Die Dreiflüsseteufel aus Passau setzen den Höhepunkt mit 35 Perchten zum krönenden Abschluss. Mit ihrer gigantischen Show begeistern sie auch den letzten Zuschauer restlos. Sie sorgen mit einer großartig einstudierten Choreografie und einer spektakulären Feuershow, untermalt mit harten Techno-Rhythmen, für einen bühnenreifen Auftritt. Eine ganze Reihe historisch kostümierter Perchtengestalten, wie der Berchtlrabada, die Zamperin mit ihrer Muada und der Schiachpercht begeistern in ihren gruseligen Masken, Fellen und Umhängen die vielen Besucher. Der weiße Percht, der das Gute darstellen soll, fasziniert die Perchtenfans von Anfang an. Mystische Klänge begleiten das Hexeneinmaleins: "Du musst verstehn, aus Eins mach Zehn, und Zwei lass gehn, und Drei mach’ gleich, so bist du reich. Verlier die Vier, aus Fünf und Sechs, so sagt die Hex, mach Sieben und Acht, so ist’s vollbracht. Und Neun ist Eins, und Zehn ist keins. Das ist das Hexen-Einmal-Eins."
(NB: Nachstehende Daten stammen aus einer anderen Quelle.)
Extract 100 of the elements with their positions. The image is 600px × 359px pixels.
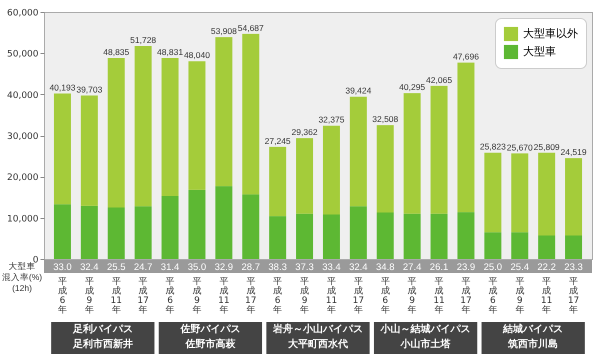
text: 35.0 — [188, 262, 206, 273]
y-tick-label: 20,000 — [7, 173, 39, 184]
text: 足利バイパス — [72, 323, 133, 335]
text: 38.3 — [268, 262, 287, 273]
bar — [296, 214, 314, 259]
total-label: 39,703 — [76, 84, 103, 95]
bar — [54, 94, 71, 204]
bar — [269, 146, 286, 216]
bar — [162, 58, 179, 196]
x-tick-label: 平成9年 — [300, 277, 310, 316]
bar — [538, 236, 556, 259]
bar — [404, 214, 421, 259]
text: 佐野バイパス — [179, 323, 240, 335]
text: 筑西市川島 — [507, 338, 558, 350]
x-tick-label: 平成11年 — [433, 277, 445, 316]
total-label: 27,245 — [264, 136, 291, 146]
text: 32.4 — [349, 262, 368, 273]
text: 23.3 — [564, 262, 583, 273]
total-label: 29,362 — [292, 127, 318, 138]
text: 岩舟～小山バイパス — [272, 323, 363, 335]
legend-label: 大型車 — [523, 45, 556, 58]
text: 25.0 — [484, 262, 502, 273]
bar — [296, 138, 314, 214]
total-label: 48,835 — [103, 46, 130, 57]
total-label: 25,670 — [506, 142, 534, 152]
x-tick-label: 平成11年 — [110, 277, 122, 316]
x-tick-label: 平成17年 — [568, 277, 580, 316]
bar — [188, 61, 206, 190]
bar — [80, 206, 98, 259]
bar — [134, 206, 152, 259]
text: 足利市西新井 — [72, 338, 133, 350]
text: 32.4 — [80, 262, 99, 273]
total-label: 40,193 — [49, 82, 76, 93]
bar — [457, 62, 474, 212]
text: 混入率(%) — [2, 272, 42, 282]
text: 27.4 — [402, 262, 422, 273]
bar — [538, 152, 556, 236]
x-tick-label: 平成6年 — [488, 277, 498, 316]
bar — [242, 194, 260, 259]
total-label: 32,375 — [318, 114, 345, 125]
bar — [350, 206, 367, 259]
bar — [404, 93, 421, 214]
x-tick-label: 平成17年 — [352, 277, 364, 316]
text: 23.9 — [456, 262, 476, 273]
total-label: 24,519 — [560, 147, 587, 158]
total-label: 54,687 — [238, 22, 264, 33]
bar — [511, 232, 528, 259]
text: 大型車 — [8, 261, 36, 271]
bar — [162, 196, 179, 259]
bar — [565, 236, 582, 259]
y-tick-label: 30,000 — [7, 132, 39, 142]
text: 小山～結城バイパス — [380, 323, 471, 335]
bar — [484, 152, 502, 232]
bar — [511, 153, 528, 232]
total-label: 48,831 — [157, 46, 184, 57]
x-tick-label: 平成9年 — [515, 277, 524, 316]
x-tick-label: 平成6年 — [380, 277, 390, 316]
text: 24.7 — [134, 262, 152, 273]
x-tick-label: 平成17年 — [460, 277, 472, 316]
bar — [376, 212, 394, 259]
bar — [350, 96, 367, 206]
bar — [269, 216, 286, 259]
text: 34.8 — [376, 262, 394, 273]
bar — [215, 186, 232, 259]
text: 25.5 — [107, 262, 126, 273]
x-tick-label: 平成9年 — [84, 277, 94, 316]
y-tick-label: 10,000 — [7, 214, 39, 224]
bar — [54, 204, 71, 259]
y-tick-label: 60,000 — [7, 8, 39, 18]
bar — [215, 37, 232, 186]
x-tick-label: 平成6年 — [58, 277, 67, 316]
total-label: 25,809 — [534, 142, 560, 152]
total-label: 47,696 — [452, 52, 480, 62]
bar — [242, 34, 260, 194]
text: (12h) — [12, 283, 32, 293]
total-label: 25,823 — [480, 142, 506, 152]
y-tick-label: 50,000 — [7, 50, 39, 60]
x-tick-label: 平成6年 — [166, 277, 175, 316]
total-label: 40,295 — [399, 82, 426, 92]
total-label: 42,065 — [426, 74, 452, 85]
bar — [322, 214, 340, 259]
bar — [484, 232, 502, 259]
bar — [188, 190, 206, 259]
text: 28.7 — [242, 262, 260, 273]
bar — [430, 214, 448, 259]
bar — [565, 158, 582, 236]
text: 26.1 — [430, 262, 448, 273]
total-label: 32,508 — [372, 114, 399, 124]
bar — [80, 96, 98, 206]
x-tick-label: 平成9年 — [192, 277, 202, 316]
bar — [457, 212, 474, 259]
total-label: 53,908 — [210, 26, 238, 36]
bar — [108, 208, 125, 259]
y-tick-label: 40,000 — [7, 90, 39, 101]
x-tick-label: 平成11年 — [218, 277, 230, 316]
bar — [376, 125, 394, 212]
text: 25.4 — [510, 262, 529, 273]
x-tick-label: 平成17年 — [245, 277, 256, 316]
bar — [108, 58, 125, 208]
text: 37.3 — [295, 262, 314, 273]
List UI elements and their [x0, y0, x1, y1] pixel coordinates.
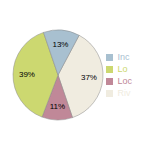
svg-text:11%: 11%	[50, 102, 65, 111]
html-text:Lo: Lo	[117, 64, 128, 74]
svg-text:39%: 39%	[19, 70, 35, 79]
svg-text:13%: 13%	[52, 40, 68, 49]
html-text:Inc: Inc	[117, 52, 130, 62]
html-text:Riv: Riv	[117, 88, 131, 98]
svg-text:37%: 37%	[81, 73, 97, 82]
html-text:Loc: Loc	[117, 76, 132, 86]
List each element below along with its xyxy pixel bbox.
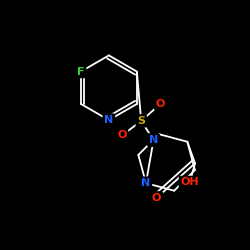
Text: O: O <box>152 193 161 203</box>
Text: F: F <box>77 66 84 76</box>
Text: O: O <box>117 130 127 140</box>
Text: S: S <box>137 116 145 126</box>
Text: N: N <box>149 135 158 145</box>
Text: N: N <box>104 115 114 125</box>
Text: OH: OH <box>180 178 199 188</box>
Text: N: N <box>141 178 150 188</box>
Text: O: O <box>156 99 165 109</box>
Text: N: N <box>149 135 158 145</box>
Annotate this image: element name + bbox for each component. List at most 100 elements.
Zwischen all den großen Perchten wuseln plötzlich die Nachwuchsläufer der Dreiflüsseteufel. Die Mini-Perchten, im Alter von fünf bis zwölf Jahren, stehen den Erwachsenen in ihrer Begeisterung nicht nach. Neugierig, wie Kinder nun mal sind, dringen sie auch ins Rosenium ein und überraschen die Bewohner. Von hoch erfreut bis ängstlich reagieren die Bewohner. Natürlich erschrecken die kleinen Bösewichte niemanden.
Dann wird es still – alle Geister stehen reglos – der große Gute betritt die Szene; was heißen soll: Das Böse ist besiegt, die Geister sind vertrieben.
Die Gruppen wurden für ihre großartigen Auftritte mit anhaltendem Beifall belohnt. Abschließend konnte jeder interessierte Besucher gerne mit einem Percht seiner Wahl ein "Selfie" machen.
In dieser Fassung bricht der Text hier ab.